Continuing in the vein of January journals.
A few months ago I sat down and shared ghost stories with a friend, and somehow he dredged this one back up from my memory about a place we used to scare each other silly with in my youth.  I don't know if any of it is true, but this was the rumor and narrative we told around campfires and driving in the back of pickup trucks in moonlight back in the 1980s.

I am going to recount you a tale, a ghost story, from my youth.  It is not one I have found written anywhere else, and I will tell it to you exactly as I remember it.  It happened up in Northern Minnesota, on a farm out in Arbo Township.  There were two brothers, named Capeleddy, and they both lived in a two-story house down on the bend of the road just before the Civil War.  One of the brothers, the older one perhaps, went off to war, leaving his young wife alone at the house.  The younger brother was working in a logging camp, but then he came home to the family farm while the older brother was away.

It was said that the young wife and the younger brother fell in love and had an affair.  I could only wonder if they perhaps had wondered if the older brother was still alive after the war.  They were living in the house when the older brother came back from the war.  When he arrived back home he heard tales from other people of what had been going on out at the farm.  He arrived with a loaded gun, and without asking any questions, shot his younger brother out in the field behind the house.   He was supposed to have shot him through with a shotgun while the brother was defenseless.   Then he went up into the upper story of the house and shot his young wife, as well.  Then he shot himself.  The tale continues that if you go by the Capeleddy farm late at night, especially in the moonlight, you are supposed to be able to see spirits walking through the upper story of the house and in the field back behind it.
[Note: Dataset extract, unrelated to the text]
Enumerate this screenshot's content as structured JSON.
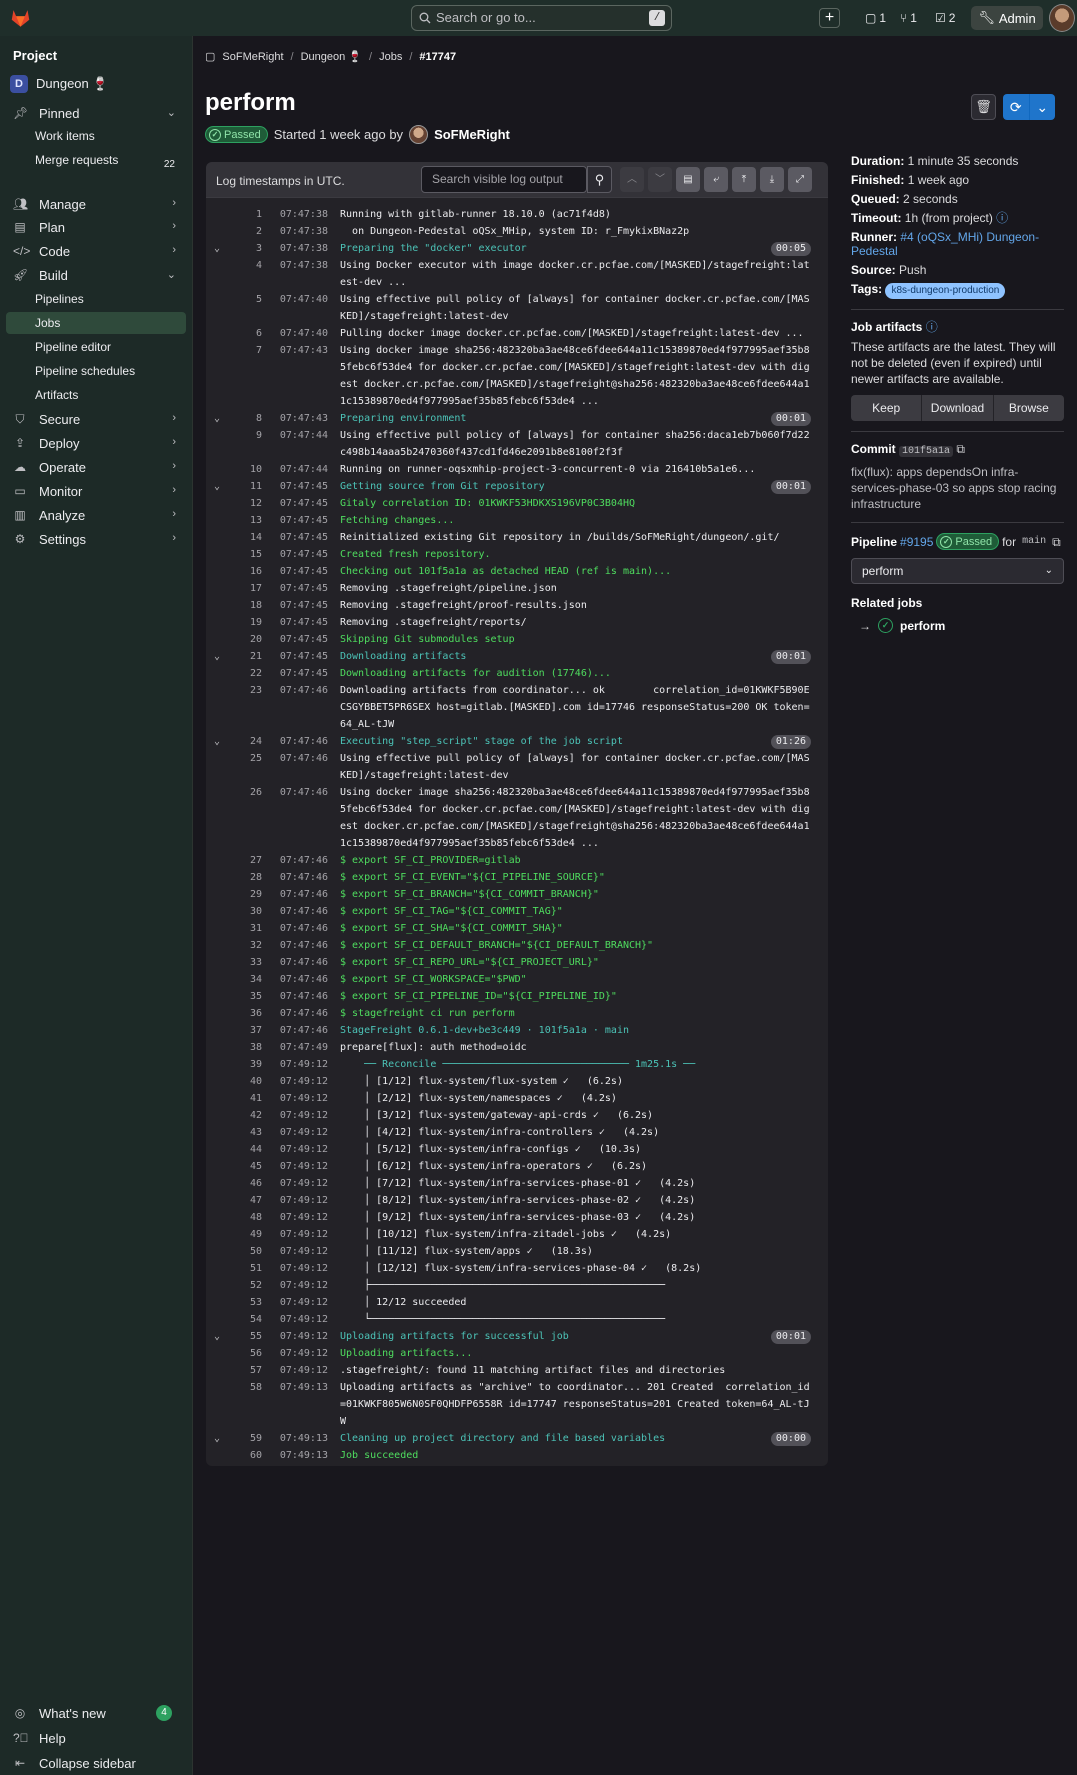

But, it was always told to me as a child not to look too hard, and never to let the spirit of the older brother see you, because he would chase after you Washington Irving style and try to pull you into their misery and you would never escape.  The building was completely abandoned in my childhood in the 1980s and falling apart.  Part of the tale could have been told simply to keep children from trying to go there and falling through the floors injuring themselves.  We talked a lot about the place but none of us ever set foot on it beyond the fenceline.

You could see through the upper stories at night that the moonlight really did shine oddly through the building.  I'm sure it was just a trick of  the light.  I don't know if the story is true and the few times I ever tried to look up the name I did not come across anything.  But, who knows?  It could have just been a tale my older siblings made up to scare the pants off of me.  But everyone did refer to it as the Capeleddy farm, and that there were gravestones somewhere on it.  I do know that nobody ever lived there during the decade plus we lived a few miles down the road.